Mine production remains halted with activities limited to critical operations to ensure proper safety and maintenance, Sierra Metals said.

The Toronto-based miner noted that due to uncertainty around how long it will take to solve the dispute and the potential delay in the progressive restart of production at Yauricocha, 2022 production and financial guidance have also been suspended.

Company representatives have taken part in conversations with members of the group and are also studying requests organized by the Peruvian government.

Sierra Metals said it remained committed to the social development of its host communities, adding that it was working towards “a peaceful and expeditious resolution” of the situation.

“As a road blockade is a matter of public concern, the company has involved the local authorities for their mediation and assistance in resolving this matter,” it said in the statement.

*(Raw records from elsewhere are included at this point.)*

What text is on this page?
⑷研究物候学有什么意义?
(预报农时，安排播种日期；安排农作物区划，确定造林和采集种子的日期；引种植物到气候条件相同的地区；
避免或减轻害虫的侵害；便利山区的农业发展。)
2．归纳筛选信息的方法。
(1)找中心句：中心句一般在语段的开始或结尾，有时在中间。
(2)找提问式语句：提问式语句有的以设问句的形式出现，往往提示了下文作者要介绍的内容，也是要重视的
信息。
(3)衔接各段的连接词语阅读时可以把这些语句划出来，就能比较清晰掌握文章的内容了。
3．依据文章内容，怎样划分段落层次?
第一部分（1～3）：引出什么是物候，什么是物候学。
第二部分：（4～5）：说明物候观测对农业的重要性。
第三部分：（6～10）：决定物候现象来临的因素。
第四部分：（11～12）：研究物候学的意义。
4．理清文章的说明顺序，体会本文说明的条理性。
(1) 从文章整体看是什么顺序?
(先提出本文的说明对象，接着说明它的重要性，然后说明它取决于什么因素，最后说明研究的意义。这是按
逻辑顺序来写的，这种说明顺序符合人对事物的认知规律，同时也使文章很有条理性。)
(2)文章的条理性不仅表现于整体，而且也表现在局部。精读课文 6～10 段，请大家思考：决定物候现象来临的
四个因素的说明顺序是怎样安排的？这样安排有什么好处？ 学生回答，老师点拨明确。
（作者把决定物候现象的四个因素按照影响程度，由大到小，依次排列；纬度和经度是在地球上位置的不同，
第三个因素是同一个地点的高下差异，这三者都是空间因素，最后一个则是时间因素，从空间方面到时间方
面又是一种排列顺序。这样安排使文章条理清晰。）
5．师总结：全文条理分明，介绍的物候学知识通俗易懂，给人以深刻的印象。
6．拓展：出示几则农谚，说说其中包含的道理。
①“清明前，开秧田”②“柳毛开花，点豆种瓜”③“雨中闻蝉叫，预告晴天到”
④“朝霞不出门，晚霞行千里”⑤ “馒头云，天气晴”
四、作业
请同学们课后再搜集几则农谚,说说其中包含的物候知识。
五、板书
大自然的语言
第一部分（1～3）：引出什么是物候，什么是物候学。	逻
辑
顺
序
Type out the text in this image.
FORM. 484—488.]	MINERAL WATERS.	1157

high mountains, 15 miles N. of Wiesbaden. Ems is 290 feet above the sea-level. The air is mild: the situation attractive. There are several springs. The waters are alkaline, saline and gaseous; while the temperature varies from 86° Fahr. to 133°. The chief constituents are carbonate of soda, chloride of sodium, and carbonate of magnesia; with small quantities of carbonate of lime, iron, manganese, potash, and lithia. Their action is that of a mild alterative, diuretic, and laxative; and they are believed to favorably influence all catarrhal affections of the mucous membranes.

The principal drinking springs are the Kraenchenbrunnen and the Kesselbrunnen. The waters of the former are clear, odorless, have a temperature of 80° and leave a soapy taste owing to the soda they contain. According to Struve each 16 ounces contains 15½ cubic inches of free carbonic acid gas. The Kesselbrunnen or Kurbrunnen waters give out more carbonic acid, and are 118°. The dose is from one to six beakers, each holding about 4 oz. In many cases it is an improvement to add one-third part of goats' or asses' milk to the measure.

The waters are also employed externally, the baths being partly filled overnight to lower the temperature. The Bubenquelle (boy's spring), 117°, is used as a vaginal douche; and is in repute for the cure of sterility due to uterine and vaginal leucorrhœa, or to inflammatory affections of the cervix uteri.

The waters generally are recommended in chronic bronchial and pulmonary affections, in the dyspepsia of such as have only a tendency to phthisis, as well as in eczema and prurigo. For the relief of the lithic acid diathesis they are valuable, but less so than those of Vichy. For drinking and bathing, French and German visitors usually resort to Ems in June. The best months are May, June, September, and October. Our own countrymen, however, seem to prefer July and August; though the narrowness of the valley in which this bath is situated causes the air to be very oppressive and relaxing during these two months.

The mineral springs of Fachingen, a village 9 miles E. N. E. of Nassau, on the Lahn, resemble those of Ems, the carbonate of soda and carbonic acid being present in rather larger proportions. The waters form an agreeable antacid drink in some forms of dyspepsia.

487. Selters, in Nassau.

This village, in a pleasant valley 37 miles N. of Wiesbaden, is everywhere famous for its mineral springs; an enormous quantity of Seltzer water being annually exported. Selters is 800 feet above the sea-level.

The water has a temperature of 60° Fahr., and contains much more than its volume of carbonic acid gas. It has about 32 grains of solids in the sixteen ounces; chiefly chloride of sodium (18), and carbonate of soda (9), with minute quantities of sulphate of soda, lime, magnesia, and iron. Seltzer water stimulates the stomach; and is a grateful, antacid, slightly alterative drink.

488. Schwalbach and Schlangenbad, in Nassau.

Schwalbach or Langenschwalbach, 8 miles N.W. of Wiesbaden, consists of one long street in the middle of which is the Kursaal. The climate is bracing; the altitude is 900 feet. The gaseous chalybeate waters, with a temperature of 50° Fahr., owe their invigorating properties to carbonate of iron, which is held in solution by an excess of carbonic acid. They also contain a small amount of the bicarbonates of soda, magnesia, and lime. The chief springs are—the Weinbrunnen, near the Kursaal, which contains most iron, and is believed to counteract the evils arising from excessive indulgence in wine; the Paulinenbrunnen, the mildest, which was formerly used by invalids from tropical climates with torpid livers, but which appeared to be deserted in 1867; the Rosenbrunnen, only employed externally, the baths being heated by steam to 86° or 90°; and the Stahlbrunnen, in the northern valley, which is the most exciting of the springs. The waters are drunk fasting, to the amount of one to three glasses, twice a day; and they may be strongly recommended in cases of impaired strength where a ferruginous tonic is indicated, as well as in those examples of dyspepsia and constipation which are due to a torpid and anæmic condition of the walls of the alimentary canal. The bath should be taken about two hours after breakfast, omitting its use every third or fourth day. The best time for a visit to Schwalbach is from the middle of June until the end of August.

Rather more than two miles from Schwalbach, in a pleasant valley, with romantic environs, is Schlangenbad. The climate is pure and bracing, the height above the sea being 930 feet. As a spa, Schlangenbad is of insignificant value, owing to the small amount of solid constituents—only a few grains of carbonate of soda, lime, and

Yauricocha is an underground mine located in western central Peru in the Yauyos province at an average altitude of 4,600 meters.

Last produced 31.8 million pounds of copper and 79.3 million pounds of zinc.

Conflicts on the rise

Mining conflicts are on the rise in Peru, the world’s No. 2 copper producer and an important producer of zinc, as empowered local communities are upping demands under the administration of leftist President Pedro Castillo, in power since July 2021.

Earlier this year, a wave of protests hit the country’s major operations, including Glencore’s (LON: GLEN) Antapaccay, the country’s sixth largest copper mine. Other operations affected were Southern Copper Corp’s Cuajone mine and MMG’s giant Las Bambas mine, which is the nation’s fourth-largest copper mine and the world’s ninth-largest.

Copper is a hot commodity due to its role in the world’s decarbonization, with experts predicting that demand for the orange metal relating to energy transition activities — clean power and electrified transport, and the infrastructure supporting them — will grow about 4% per year between now and 2040.

Traditional copper consumers, such as construction and manufacturing of heating and cooling equipment will increase their need for copper only 1.5% per year over the same period.

Goldman Sachs expects global demand for copper will begin to outstrip supplies by 2025, pushing prices to twice their current level.